Autre piège classique, celui du feu de graisse. Un feu attisé par l’huile ne peut pas s’éteindre avec de l’eau, c’est la raison pour laquelle il faut éviter de jeter de l’eau dans le barbecue en espérant baisser la puissance du feu. L’eau disperse les gouttelettes de graisse enflammée au lieu de les étouffer, ce qui peut carrément faire grimper les flammes au lieu de les calmer. Une image assez frappante quand on l’imagine en vrai.

Les vraies parades du pitmaster

La solution la plus simple reste le sel. Pour venir à bout de flammes persistantes sur le charbon de bois, il suffit de saupoudrer généreusement du gros sel de cuisine sur le foyer. Le sel étouffe le feu localement sans générer de vapeur ni projeter quoi que ce soit sur la viande. Un geste propre, rapide, et qui ne coûte presque rien.

Fermer le couvercle fonctionne tout aussi bien, et c’est même la technique préférée des cuisiniers habitués au low and slow. Il faut éloigner tout objet inflammable et étouffer les flammes en fermant le couvercle du barbecue. Priver le feu d’oxygène reste toujours plus efficace que de le noyer, et ça évite de perturber la température de cuisson en cours. Pour les flambées ponctuelles pendant la cuisson, un simple vaporisateur bien dosé fait aussi l’affaire. On peut envisager d’utiliser un vaporisateur d’eau pour asperger les braises avec parcimonie, sans y verser un seau entier. La nuance est là : quelques gouttes fines contre une inondation, ce n’est pas du tout le même résultat sur les braises ni sur le goût final.
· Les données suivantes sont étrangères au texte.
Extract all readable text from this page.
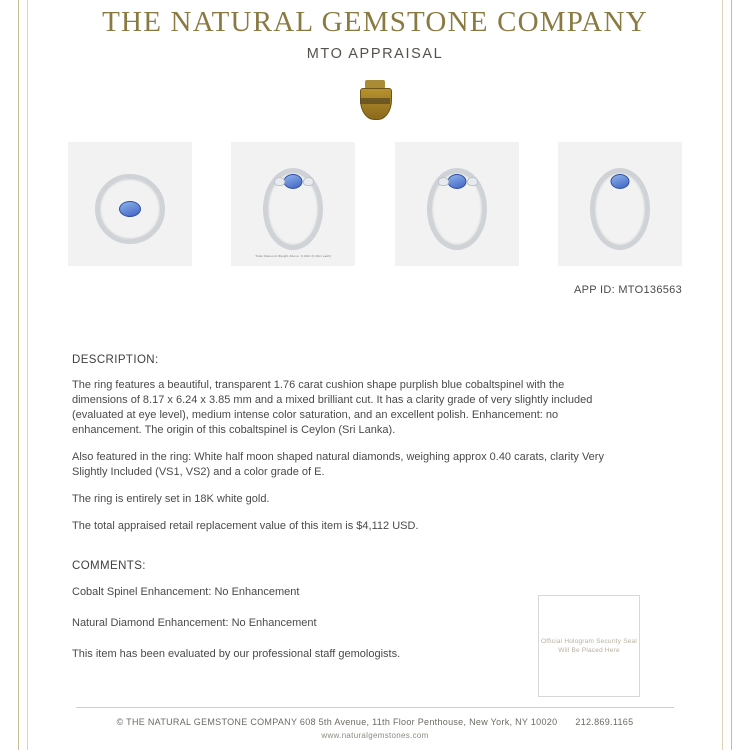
THE NATURAL GEMSTONE COMPANY
MTO APPRAISAL
Total Diamond Weight Above: 0.40ct (0.20ct each)
APP ID: MTO136563
DESCRIPTION:
The ring features a beautiful, transparent 1.76 carat cushion shape purplish blue cobaltspinel with the dimensions of 8.17 x 6.24 x 3.85 mm and a mixed brilliant cut. It has a clarity grade of very slightly included (evaluated at eye level), medium intense color saturation, and an excellent polish. Enhancement: no enhancement. The origin of this cobaltspinel is Ceylon (Sri Lanka).
Also featured in the ring: White half moon shaped natural diamonds, weighing approx 0.40 carats, clarity Very Slightly Included (VS1, VS2) and a color grade of E.
The ring is entirely set in 18K white gold.
The total appraised retail replacement value of this item is $4,112 USD.
COMMENTS:
Cobalt Spinel Enhancement: No Enhancement
Natural Diamond Enhancement: No Enhancement
This item has been evaluated by our professional staff gemologists.
Official Hologram Security Seal Will Be Placed Here
© THE NATURAL GEMSTONE COMPANY 608 5th Avenue, 11th Floor Penthouse, New York, NY 10020 212.869.1165
www.naturalgemstones.com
Le sable ou la terre marchent aussi très bien, surtout en camping ou loin d’un point d’eau. Le sable ou la terre étouffe les braises en privant l’oxygène, ce qui arrête rapidement la combustion. Une méthode un peu salissante, certes, mais redoutablement efficace et sans aucun risque de projection brûlante.

Après le repas, la patience reste la meilleure alliée

Une fois les grillades englouties, mieux vaut ne rien précipiter. La méthode la plus simple et la plus sûre consiste à laisser le feu s’éteindre de lui-même en fermant le couvercle et toutes les aérations afin de priver les braises d’oxygène, le charbon s’éteignant progressivement en une trentaine de minutes à quelques heures. Pas besoin de rester planté devant, le barbecue fait le travail tout seul.

Un point mérite d’être glissé ici, souvent oublié : fermer hermétiquement un barbecue au charbon dans un espace confiné n’est jamais anodin. Un barbecue au charbon de bois génère des quantités considérables de monoxyde de carbone, qui se dissipe instantanément en plein air mais s’accumule à une vitesse redoutable dans un espace clos ou semi-clos. Un garage, une véranda mal ventilée, un abri de jardin fermé : autant d’endroits à proscrire absolument pour laisser refroidir un barbecue, même une fois la flamme éteinte. Les braises apparemment mortes gardent souvent bien plus de chaleur qu’on ne l’imagine, parfois pendant plusieurs heures, ce qui justifie d’attendre franchement avant de vider les cendres dans une poubelle.